Ce qui est vrai pour le métier des relations publiques et celui de journalistes n’est pas moins vrai dans le monde du livre. Le dernier bastion des lettrés issus du siècle des Lumières. Dans un livre publié en 2015 en France sous la direction de Cédric Biagini aux éditions de l’Échappée, une vingtaine d’auteurs font le point sur la disparition imminente du livre tel que nous l’avons connu. Intitulé L’assassinat des livres par ceux qui œuvrent à la dématérialisation du monde, ce collectif d’auteurs prend la défense de ce bon vieil objet qu’est le livre imprimé; « … cet ouvrage traite du changement du rapport à celui-ci (le livre), en tant qu’objet symbolique, et à la lecture, pratique encore au cœur de notre culture qui permet d’apprendre, de s’instruire, de s’élever et de se construire… aujourd’hui mise en danger par le développement des technologies qui détruisent notre attention et nos capacités de concentration » (Cedric Biagini, coordonnateur, L’assassinat des livres par ceux qui œuvrent à la dématérialisation du monde, Coll. : Frankestein, Paris, éditions l’Échappée, 2015, p. 9).

C’est un véritable plaidoyer que nous livre les auteurs à la faveur de la défense du livre tel que nous le connaissons : « Le livre, dans sa linéarité et sa finitude, dans sa matérialité et sa présence, constitue un espace silencieux qui met en échec le culte de la vitesse, permet de maintenir une cohérence au milieu du chaos. Point d’ancrage, objet d’inscription pour une pensée critique et articulée, hors des réseaux et des flux incessants d’informations et de sollicitations, il est peut être le dernier lieu de résistance. » (loc. cit.)

Je suis solidaire avec ces auteurs et je dis avec eux que nous devons appeler à la résistance : « Un peuple du livre, réfractaire aux illusions numériques, qui défend ce pour quoi il se bat au quotidien, à contre-courant de processus qui endommagent nos capacités de lecture, de contemplation, de réflexion, d’écoute et d’abandon esthétique, pourtant si nécessaires à la construction de soi et au bien-être collectif. » (loc. cit.)

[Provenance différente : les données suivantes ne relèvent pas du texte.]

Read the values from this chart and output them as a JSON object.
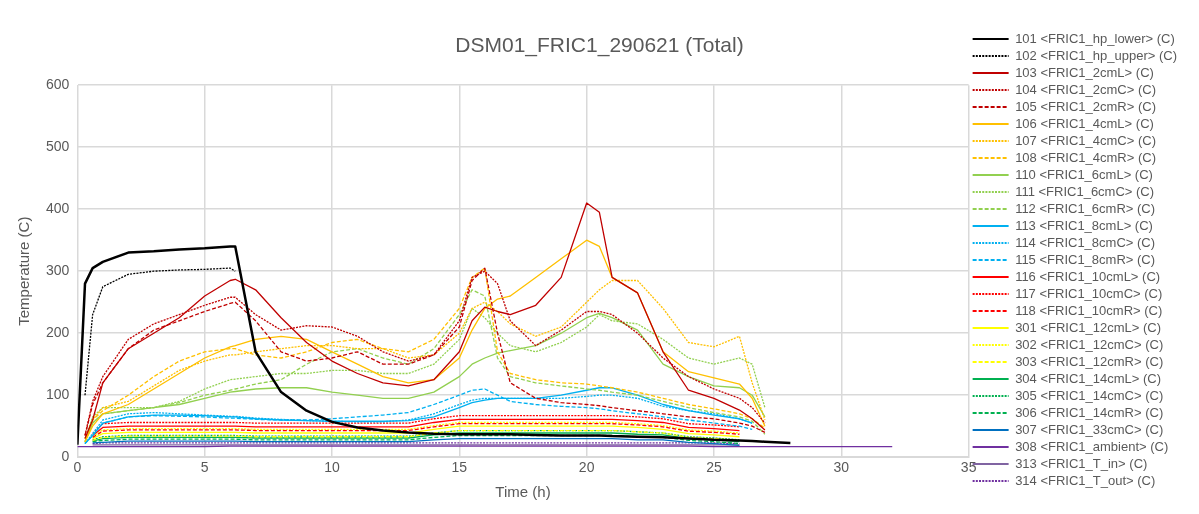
{
  "chart_data": {
    "type": "line",
    "title": "DSM01_FRIC1_290621 (Total)",
    "xlabel": "Time (h)",
    "ylabel": "Temperature (C)",
    "x": [
      0,
      0.3,
      0.6,
      1,
      2,
      3,
      4,
      5,
      6,
      6.2,
      7,
      8,
      9,
      10,
      11,
      12,
      13,
      14,
      15,
      15.5,
      16,
      16.5,
      17,
      18,
      19,
      20,
      20.5,
      21,
      22,
      23,
      24,
      25,
      26,
      26.5,
      27,
      28,
      29,
      30,
      31,
      32
    ],
    "xlim": [
      0,
      35
    ],
    "xticks": [
      0,
      5,
      10,
      15,
      20,
      25,
      30,
      35
    ],
    "ylim": [
      0,
      600
    ],
    "yticks": [
      0,
      100,
      200,
      300,
      400,
      500,
      600
    ],
    "grid": true,
    "legend": "right",
    "marker": "none",
    "series": [
      {
        "name": "101 <FRIC1_hp_lower> (C)",
        "color": "#000000",
        "line_style": "solid",
        "values": [
          20,
          280,
          305,
          315,
          330,
          332,
          335,
          337,
          340,
          340,
          170,
          105,
          75,
          57,
          48,
          43,
          40,
          38,
          37,
          37,
          37,
          37,
          37,
          36,
          35,
          35,
          35,
          34,
          33,
          32,
          30,
          28,
          27,
          26,
          25,
          23,
          null,
          null,
          null,
          null
        ]
      },
      {
        "name": "102 <FRIC1_hp_upper> (C)",
        "color": "#000000",
        "line_style": "dotted",
        "values": [
          null,
          100,
          230,
          275,
          295,
          300,
          302,
          303,
          305,
          300,
          null,
          null,
          null,
          null,
          null,
          null,
          null,
          null,
          null,
          null,
          null,
          null,
          null,
          null,
          null,
          null,
          null,
          null,
          null,
          null,
          null,
          null,
          null,
          null,
          null,
          null,
          null,
          null,
          null,
          null
        ]
      },
      {
        "name": "103 <FRIC1_2cmL> (C)",
        "color": "#c00000",
        "line_style": "solid",
        "values": [
          null,
          30,
          60,
          120,
          175,
          200,
          225,
          260,
          285,
          287,
          270,
          225,
          185,
          155,
          135,
          120,
          115,
          125,
          170,
          220,
          242,
          235,
          230,
          245,
          290,
          410,
          395,
          290,
          265,
          170,
          108,
          95,
          76,
          62,
          44,
          null,
          null,
          null,
          null,
          null
        ]
      },
      {
        "name": "104 <FRIC1_2cmC> (C)",
        "color": "#c00000",
        "line_style": "dotted",
        "values": [
          null,
          35,
          90,
          130,
          190,
          215,
          230,
          245,
          258,
          258,
          230,
          205,
          212,
          210,
          195,
          170,
          155,
          165,
          220,
          290,
          300,
          280,
          220,
          180,
          205,
          235,
          235,
          230,
          200,
          160,
          130,
          110,
          95,
          80,
          55,
          null,
          null,
          null,
          null,
          null
        ]
      },
      {
        "name": "105 <FRIC1_2cmR> (C)",
        "color": "#c00000",
        "line_style": "dashed",
        "values": [
          null,
          35,
          85,
          120,
          175,
          205,
          220,
          235,
          248,
          250,
          220,
          170,
          155,
          160,
          170,
          150,
          150,
          165,
          210,
          285,
          305,
          200,
          120,
          95,
          88,
          85,
          83,
          80,
          75,
          70,
          65,
          62,
          55,
          50,
          40,
          null,
          null,
          null,
          null,
          null
        ]
      },
      {
        "name": "106 <FRIC1_4cmL> (C)",
        "color": "#ffc000",
        "line_style": "solid",
        "values": [
          null,
          25,
          50,
          70,
          85,
          110,
          135,
          160,
          178,
          180,
          190,
          195,
          190,
          170,
          150,
          130,
          120,
          125,
          160,
          205,
          240,
          255,
          260,
          290,
          320,
          350,
          340,
          290,
          265,
          170,
          138,
          128,
          118,
          95,
          50,
          null,
          null,
          null,
          null,
          null
        ]
      },
      {
        "name": "107 <FRIC1_4cmC> (C)",
        "color": "#ffc000",
        "line_style": "dotted",
        "values": [
          null,
          25,
          60,
          80,
          90,
          115,
          140,
          155,
          165,
          165,
          170,
          175,
          180,
          180,
          175,
          175,
          160,
          165,
          200,
          240,
          250,
          235,
          215,
          195,
          210,
          250,
          270,
          285,
          285,
          240,
          185,
          178,
          195,
          120,
          60,
          null,
          null,
          null,
          null,
          null
        ]
      },
      {
        "name": "108 <FRIC1_4cmR> (C)",
        "color": "#ffc000",
        "line_style": "dashed",
        "values": [
          null,
          30,
          60,
          75,
          100,
          130,
          155,
          170,
          175,
          175,
          165,
          160,
          170,
          185,
          190,
          175,
          170,
          190,
          240,
          290,
          305,
          170,
          135,
          125,
          120,
          118,
          115,
          112,
          105,
          95,
          85,
          78,
          70,
          62,
          47,
          null,
          null,
          null,
          null,
          null
        ]
      },
      {
        "name": "110 <FRIC1_6cmL> (C)",
        "color": "#92d050",
        "line_style": "solid",
        "values": [
          null,
          25,
          55,
          70,
          75,
          80,
          85,
          95,
          105,
          106,
          110,
          112,
          112,
          105,
          100,
          95,
          95,
          105,
          130,
          150,
          160,
          168,
          172,
          180,
          200,
          225,
          232,
          225,
          205,
          150,
          130,
          115,
          112,
          100,
          65,
          null,
          null,
          null,
          null,
          null
        ]
      },
      {
        "name": "111 <FRIC1_6cmC> (C)",
        "color": "#92d050",
        "line_style": "dotted",
        "values": [
          null,
          30,
          65,
          80,
          80,
          80,
          90,
          110,
          125,
          126,
          130,
          135,
          135,
          140,
          140,
          135,
          135,
          150,
          190,
          240,
          225,
          200,
          180,
          170,
          185,
          210,
          230,
          220,
          215,
          190,
          160,
          150,
          160,
          150,
          80,
          null,
          null,
          null,
          null,
          null
        ]
      },
      {
        "name": "112 <FRIC1_6cmR> (C)",
        "color": "#92d050",
        "line_style": "dashed",
        "values": [
          null,
          25,
          55,
          70,
          75,
          80,
          88,
          100,
          108,
          110,
          118,
          125,
          150,
          170,
          175,
          160,
          150,
          175,
          230,
          270,
          260,
          160,
          130,
          120,
          115,
          110,
          108,
          105,
          100,
          90,
          80,
          72,
          65,
          58,
          37,
          null,
          null,
          null,
          null,
          null
        ]
      },
      {
        "name": "113 <FRIC1_8cmL> (C)",
        "color": "#00b0f0",
        "line_style": "solid",
        "values": [
          null,
          22,
          35,
          55,
          65,
          68,
          68,
          67,
          65,
          65,
          62,
          60,
          59,
          58,
          58,
          58,
          59,
          65,
          80,
          88,
          92,
          95,
          95,
          95,
          100,
          108,
          112,
          112,
          100,
          85,
          75,
          68,
          62,
          55,
          null,
          null,
          null,
          null,
          null,
          null
        ]
      },
      {
        "name": "114 <FRIC1_8cmC> (C)",
        "color": "#00b0f0",
        "line_style": "dotted",
        "values": [
          null,
          22,
          38,
          60,
          70,
          72,
          70,
          68,
          66,
          66,
          63,
          61,
          59,
          58,
          57,
          57,
          60,
          70,
          85,
          92,
          95,
          95,
          95,
          95,
          95,
          98,
          100,
          100,
          95,
          82,
          75,
          70,
          62,
          55,
          null,
          null,
          null,
          null,
          null,
          null
        ]
      },
      {
        "name": "115 <FRIC1_8cmR> (C)",
        "color": "#00b0f0",
        "line_style": "dashed",
        "values": [
          null,
          22,
          35,
          55,
          65,
          67,
          66,
          65,
          63,
          63,
          61,
          60,
          60,
          62,
          65,
          68,
          72,
          85,
          100,
          108,
          110,
          100,
          90,
          85,
          82,
          80,
          78,
          75,
          70,
          65,
          60,
          55,
          50,
          45,
          null,
          null,
          null,
          null,
          null,
          null
        ]
      },
      {
        "name": "116 <FRIC1_10cmL> (C)",
        "color": "#ff0000",
        "line_style": "solid",
        "values": [
          null,
          null,
          35,
          48,
          50,
          50,
          50,
          50,
          50,
          50,
          49,
          49,
          49,
          49,
          49,
          49,
          49,
          56,
          61,
          61,
          61,
          61,
          61,
          61,
          61,
          61,
          61,
          61,
          59,
          56,
          48,
          46,
          43,
          null,
          null,
          null,
          null,
          null,
          null,
          null
        ]
      },
      {
        "name": "117 <FRIC1_10cmC> (C)",
        "color": "#ff0000",
        "line_style": "dotted",
        "values": [
          null,
          null,
          38,
          54,
          56,
          56,
          56,
          56,
          56,
          56,
          55,
          55,
          55,
          55,
          55,
          55,
          55,
          62,
          67,
          67,
          67,
          67,
          67,
          67,
          67,
          67,
          67,
          67,
          65,
          62,
          54,
          52,
          49,
          null,
          null,
          null,
          null,
          null,
          null,
          null
        ]
      },
      {
        "name": "118 <FRIC1_10cmR> (C)",
        "color": "#ff0000",
        "line_style": "dashed",
        "values": [
          null,
          null,
          32,
          42,
          44,
          44,
          44,
          44,
          44,
          44,
          43,
          43,
          43,
          43,
          43,
          43,
          43,
          49,
          54,
          54,
          54,
          54,
          54,
          54,
          54,
          54,
          54,
          54,
          52,
          49,
          42,
          40,
          37,
          null,
          null,
          null,
          null,
          null,
          null,
          null
        ]
      },
      {
        "name": "301 <FRIC1_12cmL> (C)",
        "color": "#ffff00",
        "line_style": "solid",
        "values": [
          null,
          null,
          30,
          38,
          40,
          40,
          40,
          40,
          40,
          40,
          39,
          39,
          39,
          39,
          39,
          39,
          39,
          45,
          50,
          50,
          50,
          50,
          50,
          50,
          50,
          50,
          50,
          50,
          48,
          45,
          38,
          36,
          33,
          null,
          null,
          null,
          null,
          null,
          null,
          null
        ]
      },
      {
        "name": "302 <FRIC1_12cmC> (C)",
        "color": "#ffff00",
        "line_style": "dotted",
        "values": [
          null,
          null,
          33,
          44,
          46,
          46,
          46,
          46,
          46,
          46,
          45,
          45,
          45,
          45,
          45,
          45,
          45,
          51,
          56,
          56,
          56,
          56,
          56,
          56,
          56,
          56,
          56,
          56,
          54,
          51,
          44,
          42,
          39,
          null,
          null,
          null,
          null,
          null,
          null,
          null
        ]
      },
      {
        "name": "303 <FRIC1_12cmR> (C)",
        "color": "#ffff00",
        "line_style": "dashed",
        "values": [
          null,
          null,
          27,
          32,
          34,
          34,
          34,
          34,
          34,
          34,
          33,
          33,
          33,
          33,
          33,
          33,
          33,
          39,
          43,
          43,
          43,
          43,
          43,
          43,
          43,
          43,
          43,
          43,
          41,
          39,
          32,
          30,
          27,
          null,
          null,
          null,
          null,
          null,
          null,
          null
        ]
      },
      {
        "name": "304 <FRIC1_14cmL> (C)",
        "color": "#00b050",
        "line_style": "solid",
        "values": [
          null,
          null,
          26,
          30,
          32,
          32,
          32,
          32,
          32,
          32,
          31,
          31,
          31,
          31,
          31,
          31,
          31,
          36,
          39,
          39,
          39,
          39,
          39,
          39,
          39,
          39,
          39,
          39,
          37,
          36,
          30,
          28,
          25,
          null,
          null,
          null,
          null,
          null,
          null,
          null
        ]
      },
      {
        "name": "305 <FRIC1_14cmC> (C)",
        "color": "#00b050",
        "line_style": "dotted",
        "values": [
          null,
          null,
          28,
          33,
          35,
          35,
          35,
          35,
          35,
          35,
          34,
          34,
          34,
          34,
          34,
          34,
          34,
          39,
          43,
          43,
          43,
          43,
          43,
          43,
          43,
          43,
          43,
          43,
          41,
          39,
          33,
          31,
          28,
          null,
          null,
          null,
          null,
          null,
          null,
          null
        ]
      },
      {
        "name": "306 <FRIC1_14cmR> (C)",
        "color": "#00b050",
        "line_style": "dashed",
        "values": [
          null,
          null,
          25,
          27,
          29,
          29,
          29,
          29,
          29,
          29,
          28,
          28,
          28,
          28,
          28,
          28,
          28,
          32,
          35,
          35,
          35,
          35,
          35,
          35,
          35,
          35,
          35,
          35,
          33,
          32,
          27,
          25,
          22,
          null,
          null,
          null,
          null,
          null,
          null,
          null
        ]
      },
      {
        "name": "307 <FRIC1_33cmC> (C)",
        "color": "#0070c0",
        "line_style": "solid",
        "values": [
          null,
          null,
          23,
          24,
          26,
          26,
          26,
          26,
          26,
          26,
          25,
          25,
          25,
          25,
          25,
          25,
          25,
          28,
          30,
          30,
          30,
          30,
          30,
          30,
          30,
          30,
          30,
          30,
          28,
          28,
          24,
          22,
          19,
          null,
          null,
          null,
          null,
          null,
          null,
          null
        ]
      },
      {
        "name": "308 <FRIC1_ambient> (C)",
        "color": "#7030a0",
        "line_style": "solid",
        "values": [
          17,
          17,
          17,
          17,
          17,
          17,
          17,
          17,
          18,
          18,
          18,
          18,
          18,
          18,
          18,
          18,
          18,
          18,
          18,
          18,
          18,
          18,
          18,
          18,
          18,
          18,
          18,
          18,
          18,
          18,
          18,
          17,
          17,
          17,
          17,
          17,
          17,
          17,
          17,
          17
        ]
      },
      {
        "name": "313 <FRIC1_T_in> (C)",
        "color": "#8064a2",
        "line_style": "solid",
        "values": [
          null,
          null,
          20,
          20,
          20,
          20,
          20,
          20,
          20,
          20,
          20,
          20,
          20,
          20,
          20,
          20,
          20,
          20,
          20,
          20,
          20,
          20,
          20,
          20,
          20,
          20,
          20,
          20,
          20,
          20,
          20,
          20,
          20,
          null,
          null,
          null,
          null,
          null,
          null,
          null
        ]
      },
      {
        "name": "314 <FRIC1_T_out> (C)",
        "color": "#7030a0",
        "line_style": "dotted",
        "values": [
          null,
          null,
          22,
          23,
          23,
          23,
          23,
          23,
          23,
          23,
          23,
          23,
          23,
          23,
          23,
          23,
          23,
          23,
          23,
          23,
          23,
          23,
          23,
          23,
          23,
          23,
          23,
          23,
          23,
          23,
          23,
          23,
          22,
          null,
          null,
          null,
          null,
          null,
          null,
          null
        ]
      }
    ]
  }
}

Sans paraître pour des conservateurs qui refusent le progrès, nous devons combattre la dématérialisation de l’objet culturel. Cet appel à la résistance est aussi un combat pour la démocratie et la liberté quoique l’on puisse en penser. Lisons encore les sages écrits de Cédric Biagini dans la présentation de ce recueil au titre provocateur et à escient trompeur : « Nous disposons de suffisamment de recul ─ la révolution numérique se déroulant à une vitesse fulgurante ─ et d’outils d’analyse pour comprendre que la dématérialisation du livre ne consiste pas à augmenter la diffusion des textes et de la lecture, mais bien à liquider l’esprit dont l’imprimerie est à l’origine. Nous changeons de monde, et celui qui se dessine attise la soif de divertissement et de loisirs, exacerbe les pulsions consuméristes, atomise et désoriente les individus, voue un culte à la vitesse, détruit les facultés de se concentrer, de mémoriser, de penser, tue la créativité et l’imagination… Il se produit le contraire de ce que les grands discours qui accompagnent le déploiement du numérique voudraient nous faire croire. » (ibid. p. 17)

Il faut comprendre ce qui nous arrive si l’on veut être en mesure de choisir l’humain et le bien commun plutôt que le mirage d’une nouvelle économie libératrice qui jusqu’à maintenant détruit tous nos repères pour les remplacer par le spectacle, le divertissement et le culte à l’immatérialité.